John F. Smith Memorial Professor
Director, Virtual Center for Supernetworks
Department of Operations and Information Management
Isenberg School of Management
University of Massachusetts
Professor Anna Nagurney is the John F. Smith Memorial Professor in the Department of Operations and Information Management in the Isenberg School of Management at the University of Massachusetts Amherst (see http://people.umass.edu/nagurney/) Anna is also the Founding Director of the Virtual Center for Supernetworks. Anna received her AB, ScB, ScM, and PhD degrees from Brown University in Providence, Rhode Island and devotes her career to education and research that combines operations research / management science, engineering, and economics. Her focus is the applied and theoretical aspects of network systems, particularly in the areas of transportation and logistics, critical infrastructure, and in economics and finance. Anna is the author/co-author of over 185 refereed journal articles and 14 books and has been recognized for her research with honors and awards, including being elected an INFORMS Fellow in 2013 and an RSAI Fellow in 2007. She is the recipient of a 2016 INFORMS Volunteer Service Award for Distinguished Service, the 2007 WORMS Award, and the 2005 Moving Spirit Award of INFORMS. She has been the Faculty Advisor to the award-winning UMass Amherst INFORMS Student Chapter since 2004. She has also been recognized with the Chancellor’s Medal at UMass Amherst in 2000 and with the Award for Outstanding Accomplishments in Research and Creative Activity in 2005.

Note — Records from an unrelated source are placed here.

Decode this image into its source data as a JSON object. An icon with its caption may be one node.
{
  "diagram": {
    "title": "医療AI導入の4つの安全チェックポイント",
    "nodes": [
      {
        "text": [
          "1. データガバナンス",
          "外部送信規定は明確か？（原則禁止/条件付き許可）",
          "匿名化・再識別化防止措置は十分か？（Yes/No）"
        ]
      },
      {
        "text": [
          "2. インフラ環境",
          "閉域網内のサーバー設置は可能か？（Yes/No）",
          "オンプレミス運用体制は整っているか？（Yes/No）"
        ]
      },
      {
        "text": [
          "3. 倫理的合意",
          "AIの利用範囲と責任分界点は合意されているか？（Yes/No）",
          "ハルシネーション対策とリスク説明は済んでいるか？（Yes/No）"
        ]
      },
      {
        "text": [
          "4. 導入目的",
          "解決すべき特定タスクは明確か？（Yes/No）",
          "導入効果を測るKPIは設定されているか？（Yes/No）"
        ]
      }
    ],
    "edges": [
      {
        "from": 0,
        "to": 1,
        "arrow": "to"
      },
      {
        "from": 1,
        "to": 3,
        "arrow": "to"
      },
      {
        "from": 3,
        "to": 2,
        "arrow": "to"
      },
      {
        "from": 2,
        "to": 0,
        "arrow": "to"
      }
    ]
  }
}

Anna has held a variety of visiting positions, including being a Science Fellow at the Radcliffe Institute for Advanced Study at Harvard University, a Visiting Fellow at All Souls College at Oxford University in the UK, a Visiting Professor at the University of Gothenburg and at the Royal Institute of Technology in Sweden. She has also been a Fulbrighter twice – in Austria and Italy and her research has received support from the NSF and the Rockefeller Foundation.